Empirical Dynamic Asset Pricing: Model Specification and Econometric Assessment

By Kenneth J. Singleton | Go to book overview

1
Introduction

A DYNAMIC ASSET pricing model is refutable empirically if it restricts the joint distribution of the observable asset prices or returns under study. A wide variety of economic and statistical assumptions have been imposed to arrive at such testable restrictions, depending in part on the objectives and scope of a modeler’s analysis. For instance, if the goal is to price a given cash-flow stream based on agents’ optimal consumption and investment decisions, then a modeler typically needs a fully articulated specification of agents’ preferences, the available production technologies, and the constraints under which agents optimize. On the other hand, if a modeler is concerned with the derivation of prices as discounted cash flows, subject only to the constraint that there be no “arbitrage” opportunities in the economy, then it may be sufficient to specify how the relevant discount factors depend on the underlying risk factors affecting security prices, along with the joint distribution of these factors.

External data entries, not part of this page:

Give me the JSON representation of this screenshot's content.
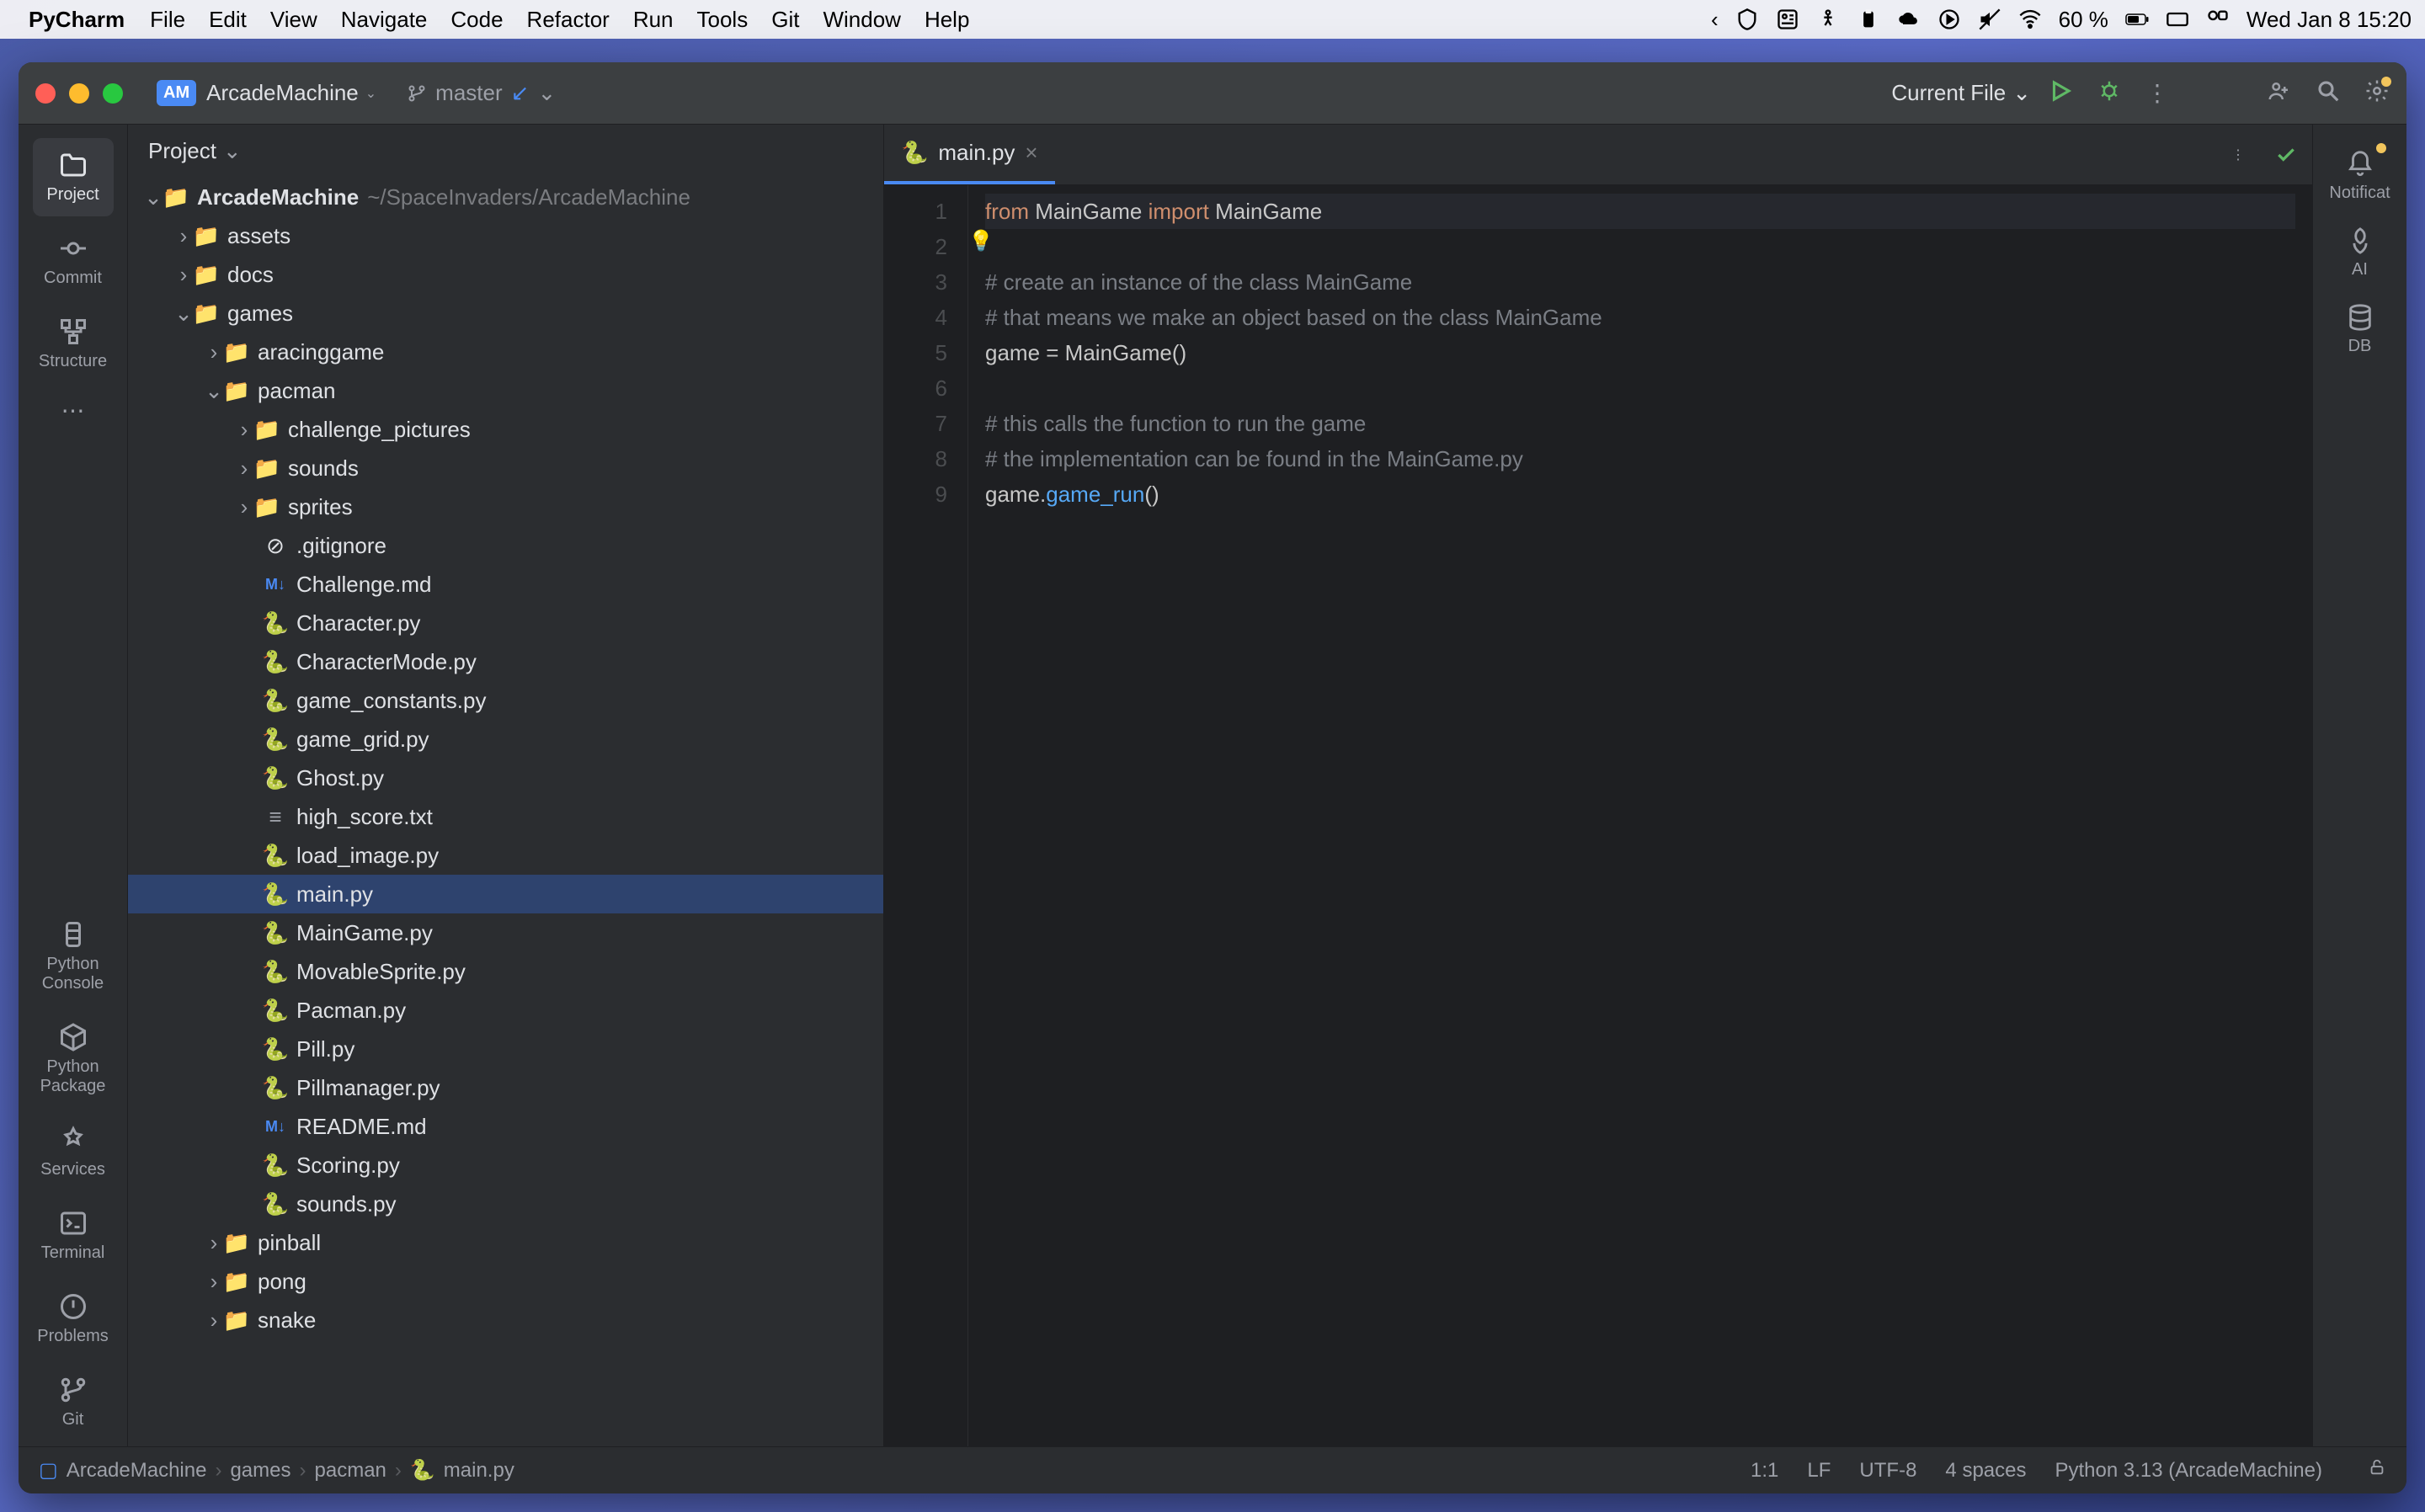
{
  "mac_menu": {
    "app": "PyCharm",
    "items": [
      "File",
      "Edit",
      "View",
      "Navigate",
      "Code",
      "Refactor",
      "Run",
      "Tools",
      "Git",
      "Window",
      "Help"
    ],
    "battery": "60 %",
    "datetime": "Wed Jan 8  15:20"
  },
  "titlebar": {
    "badge": "AM",
    "project": "ArcadeMachine",
    "branch": "master",
    "run_config": "Current File"
  },
  "left_tools": {
    "project": "Project",
    "commit": "Commit",
    "structure": "Structure",
    "python_console": "Python\nConsole",
    "python_packages": "Python\nPackage",
    "services": "Services",
    "terminal": "Terminal",
    "problems": "Problems",
    "git": "Git"
  },
  "right_tools": {
    "notifications": "Notificat",
    "ai": "AI",
    "db": "DB"
  },
  "panel": {
    "title": "Project"
  },
  "tree": {
    "root_name": "ArcadeMachine",
    "root_path": "~/SpaceInvaders/ArcadeMachine",
    "assets": "assets",
    "docs": "docs",
    "games": "games",
    "aracinggame": "aracinggame",
    "pacman": "pacman",
    "challenge_pictures": "challenge_pictures",
    "sounds": "sounds",
    "sprites": "sprites",
    "gitignore": ".gitignore",
    "challenge_md": "Challenge.md",
    "character": "Character.py",
    "character_mode": "CharacterMode.py",
    "game_constants": "game_constants.py",
    "game_grid": "game_grid.py",
    "ghost": "Ghost.py",
    "high_score": "high_score.txt",
    "load_image": "load_image.py",
    "main": "main.py",
    "maingame": "MainGame.py",
    "movable_sprite": "MovableSprite.py",
    "pacman_py": "Pacman.py",
    "pill": "Pill.py",
    "pillmanager": "Pillmanager.py",
    "readme": "README.md",
    "scoring": "Scoring.py",
    "sounds_py": "sounds.py",
    "pinball": "pinball",
    "pong": "pong",
    "snake": "snake"
  },
  "editor_tab": {
    "label": "main.py"
  },
  "code": {
    "l1_from": "from",
    "l1_mod": " MainGame ",
    "l1_import": "import",
    "l1_cls": " MainGame",
    "l3": "# create an instance of the class MainGame",
    "l4": "# that means we make an object based on the class MainGame",
    "l5a": "game = ",
    "l5b": "MainGame",
    "l5c": "()",
    "l7": "# this calls the function to run the game",
    "l8": "# the implementation can be found in the MainGame.py",
    "l9a": "game.",
    "l9b": "game_run",
    "l9c": "()"
  },
  "breadcrumb": {
    "p1": "ArcadeMachine",
    "p2": "games",
    "p3": "pacman",
    "p4": "main.py"
  },
  "status": {
    "pos": "1:1",
    "line_sep": "LF",
    "encoding": "UTF-8",
    "indent": "4 spaces",
    "interpreter": "Python 3.13 (ArcadeMachine)"
  }
}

An alternative, typically less ambitious, modeling objective is that of testing the restrictions implied by a particular “equilibrium” condition arising out of an agent’s consumption/investment decision. Such tests can often proceed by specifying only portions of an agent’s intertemporal portfolio problem and examining the implied restrictions on moments of subsets of variables in the model. With this narrower scope often comes some “robustness” to potential misspecification of components of the overall economy that are not directly of interest.

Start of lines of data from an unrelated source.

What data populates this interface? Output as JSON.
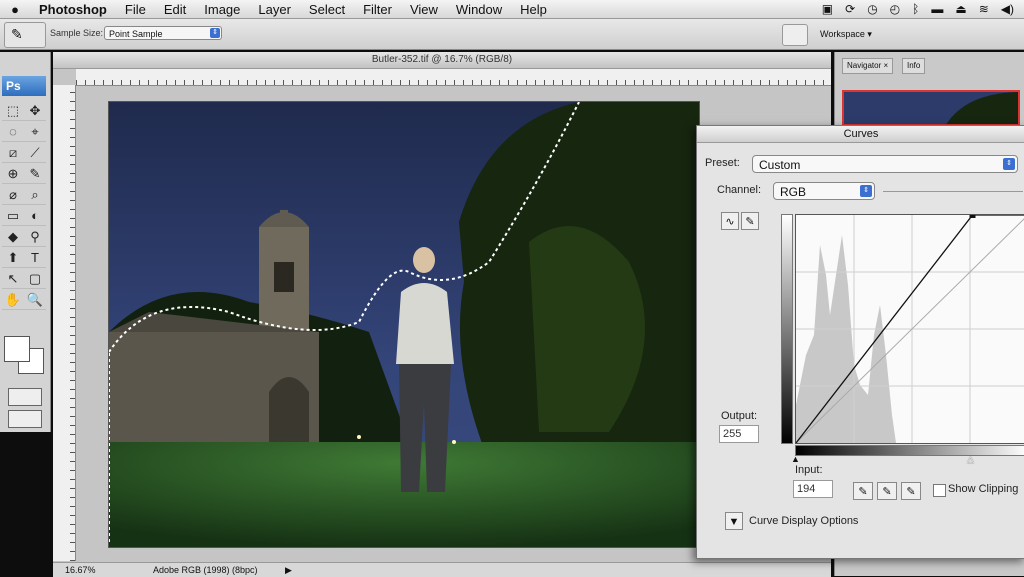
{
  "menubar": {
    "apple": "",
    "app": "Photoshop",
    "items": [
      "File",
      "Edit",
      "Image",
      "Layer",
      "Select",
      "Filter",
      "View",
      "Window",
      "Help"
    ]
  },
  "options": {
    "sample_label": "Sample Size:",
    "sample_value": "Point Sample",
    "workspace": "Workspace ▾"
  },
  "tools": {
    "ps_label": "Ps",
    "items": [
      "⬚",
      "✥",
      "◌",
      "⌖",
      "⧄",
      "⟋",
      "⊕",
      "✎",
      "⌀",
      "⌕",
      "▭",
      "◐",
      "◆",
      "⚲",
      "⬆",
      "T",
      "↖",
      "▢",
      "✋",
      "🔍"
    ]
  },
  "document": {
    "title": "Butler-352.tif @ 16.7% (RGB/8)",
    "zoom": "16.67%",
    "profile": "Adobe RGB (1998) (8bpc)"
  },
  "panels": {
    "tab_navigator": "Navigator ×",
    "tab_info": "Info"
  },
  "curves": {
    "title": "Curves",
    "preset_label": "Preset:",
    "preset_value": "Custom",
    "channel_label": "Channel:",
    "channel_value": "RGB",
    "output_label": "Output:",
    "output_value": "255",
    "input_label": "Input:",
    "input_value": "194",
    "show_clipping": "Show Clipping",
    "display_options": "Curve Display Options",
    "point": {
      "input": 194,
      "output": 255
    }
  },
  "colors": {
    "accent": "#3b6fd0",
    "sky": "#2c3a63",
    "grass": "#2e5a2a"
  }
}
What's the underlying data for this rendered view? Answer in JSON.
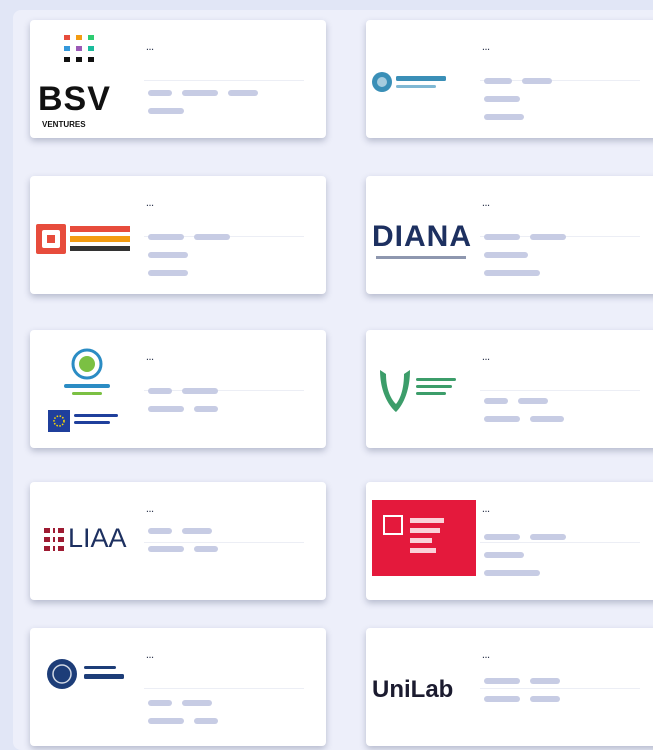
{
  "cards": [
    {
      "logo": "bsv-ventures-logo",
      "logo_text": "BSV",
      "logo_subtext": "VENTURES",
      "title": "…"
    },
    {
      "logo": "blue-circle-logo",
      "title": "…"
    },
    {
      "logo": "orange-frame-logo",
      "title": "…"
    },
    {
      "logo": "diana-logo",
      "logo_text": "DIANA",
      "title": "…"
    },
    {
      "logo": "green-circle-eu-flag-logo",
      "title": "…"
    },
    {
      "logo": "green-leaf-logo",
      "title": "…"
    },
    {
      "logo": "liaa-logo",
      "logo_text": "LIAA",
      "title": "…"
    },
    {
      "logo": "red-startup-logo",
      "title": "…"
    },
    {
      "logo": "university-seal-logo",
      "title": "…"
    },
    {
      "logo": "unilab-logo",
      "logo_text": "UniLab",
      "title": "…"
    }
  ]
}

Yet a third case is one in which we do not have a well-developed theory for the joint distribution of prices and other variables and are simply attempting to learn about features of their joint behavior. This case arises, for example, when one finds evidence against a theory, is not sure about how to formulate a better-fitting, alternative theory, and, hence, is seeking a better understanding of the historical relations among key economic variables as guidance for future model construction.